Open lawwt opened 2 years ago

lawwt commented 2 years ago

predict_MRFnetworks.R has inconsistencies in handling indirect coefficients with bootstrapped MRF models, resulting in indirect coefficients omitted from the predicted networks when a bootstrapped model is used.
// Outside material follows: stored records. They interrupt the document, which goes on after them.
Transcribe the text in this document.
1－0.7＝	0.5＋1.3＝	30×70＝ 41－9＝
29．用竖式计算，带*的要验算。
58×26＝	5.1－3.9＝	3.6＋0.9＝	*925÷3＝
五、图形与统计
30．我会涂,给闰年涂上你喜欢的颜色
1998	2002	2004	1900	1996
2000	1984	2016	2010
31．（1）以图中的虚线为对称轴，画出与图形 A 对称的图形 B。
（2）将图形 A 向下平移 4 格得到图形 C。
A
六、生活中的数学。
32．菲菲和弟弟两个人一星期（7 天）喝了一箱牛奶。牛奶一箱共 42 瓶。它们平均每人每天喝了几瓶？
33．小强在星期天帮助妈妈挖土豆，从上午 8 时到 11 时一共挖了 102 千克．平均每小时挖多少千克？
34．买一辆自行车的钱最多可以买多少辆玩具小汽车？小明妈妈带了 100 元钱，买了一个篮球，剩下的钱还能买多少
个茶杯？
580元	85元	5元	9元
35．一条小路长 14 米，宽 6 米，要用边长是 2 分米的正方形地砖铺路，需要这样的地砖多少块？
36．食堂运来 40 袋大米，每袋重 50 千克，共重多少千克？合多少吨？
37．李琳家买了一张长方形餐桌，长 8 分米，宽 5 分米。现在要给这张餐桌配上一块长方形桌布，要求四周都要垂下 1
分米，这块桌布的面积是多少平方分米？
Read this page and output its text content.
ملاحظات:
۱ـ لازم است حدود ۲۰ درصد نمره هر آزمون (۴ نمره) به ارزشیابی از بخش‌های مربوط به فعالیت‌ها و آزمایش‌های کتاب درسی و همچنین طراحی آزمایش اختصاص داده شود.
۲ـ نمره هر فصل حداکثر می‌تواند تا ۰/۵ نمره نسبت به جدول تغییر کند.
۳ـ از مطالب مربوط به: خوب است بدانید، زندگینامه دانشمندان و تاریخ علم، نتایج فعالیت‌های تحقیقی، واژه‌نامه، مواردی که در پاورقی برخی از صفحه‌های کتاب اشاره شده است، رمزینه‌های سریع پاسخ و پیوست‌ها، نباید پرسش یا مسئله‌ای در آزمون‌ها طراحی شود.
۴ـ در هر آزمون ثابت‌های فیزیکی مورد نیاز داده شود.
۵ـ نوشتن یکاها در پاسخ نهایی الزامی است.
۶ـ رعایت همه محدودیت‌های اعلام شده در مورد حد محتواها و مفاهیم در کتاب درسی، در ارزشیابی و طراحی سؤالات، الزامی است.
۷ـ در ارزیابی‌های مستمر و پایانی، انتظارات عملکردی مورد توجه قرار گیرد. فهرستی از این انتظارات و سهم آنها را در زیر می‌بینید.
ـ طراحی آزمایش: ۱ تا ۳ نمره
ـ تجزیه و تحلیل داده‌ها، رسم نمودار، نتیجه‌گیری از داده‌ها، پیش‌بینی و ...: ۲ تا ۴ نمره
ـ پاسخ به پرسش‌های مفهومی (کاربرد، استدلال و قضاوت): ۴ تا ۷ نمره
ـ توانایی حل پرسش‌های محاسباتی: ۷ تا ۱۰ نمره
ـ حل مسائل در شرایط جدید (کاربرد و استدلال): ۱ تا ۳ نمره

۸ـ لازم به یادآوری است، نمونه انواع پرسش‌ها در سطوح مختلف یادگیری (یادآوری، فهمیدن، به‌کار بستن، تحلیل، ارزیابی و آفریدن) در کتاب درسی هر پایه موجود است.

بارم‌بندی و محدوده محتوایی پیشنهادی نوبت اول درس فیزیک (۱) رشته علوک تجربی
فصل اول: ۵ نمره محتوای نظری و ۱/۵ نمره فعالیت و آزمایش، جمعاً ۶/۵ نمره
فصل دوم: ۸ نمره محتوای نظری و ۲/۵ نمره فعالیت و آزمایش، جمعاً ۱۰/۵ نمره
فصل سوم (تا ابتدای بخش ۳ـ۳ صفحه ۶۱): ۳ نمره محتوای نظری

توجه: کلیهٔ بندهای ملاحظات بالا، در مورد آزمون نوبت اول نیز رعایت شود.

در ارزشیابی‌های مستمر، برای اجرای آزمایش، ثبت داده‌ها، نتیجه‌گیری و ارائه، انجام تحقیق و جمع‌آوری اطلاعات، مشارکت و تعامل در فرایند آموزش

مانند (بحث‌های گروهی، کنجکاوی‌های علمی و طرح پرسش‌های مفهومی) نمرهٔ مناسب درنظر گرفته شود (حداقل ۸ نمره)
For example, within code chunk 119-133, line 126 checks if the length of MRF_mod$indirect_coefs is greater than 0

# Create an MRF_mod object to feed to the predict function
MRF_mod_booted <- list()
MRF_mod_booted$graph <- MRF_mod$direct_coef_means[ , 2:(n_nodes + 1)]
MRF_mod_booted$intercepts <- as.vector(MRF_mod$direct_coef_means[ , 1])
MRF_mod_booted$direct_coefs <- MRF_mod$direct_coef_means
MRF_mod_booted$mod_family <- MRF_mod$mod_family
MRF_mod_booted$mod_type <- 'MRFcov'
if(length(MRF_mod$indirect_coefs) > 0){
  for(i in seq_along(MRF_mod$indirect_coef_mean)){
    MRF_mod_booted$indirect_coefs[[i]] <- list(MRF_mod$indirect_coef_mean[[i]],"")[1]
    }
  names(MRF_mod_booted$indirect_coefs) <- names(MRF_mod$indirect_coef_mean)
} else {
  MRF_mod_booted$indirect_coefs <- NULL
}

However, MRF_mod$indirect_coefs does not exist for booted models, so length will always = 0. It should be MRF_mod$indirect_coef_mean. This means that MRF_mod_booted$indirect_coefs is never created, causing downstream problems (i.e. predicted networks will not change with the environment)

The same issue occurs again on line 189

 # If covariates exist, incorporate their modifications to species' interactions 
 if(length(MRF_mod$indirect_coefs) > 0){

Checking MRF_mod$indirect_coefs for booted models will always result in FALSE.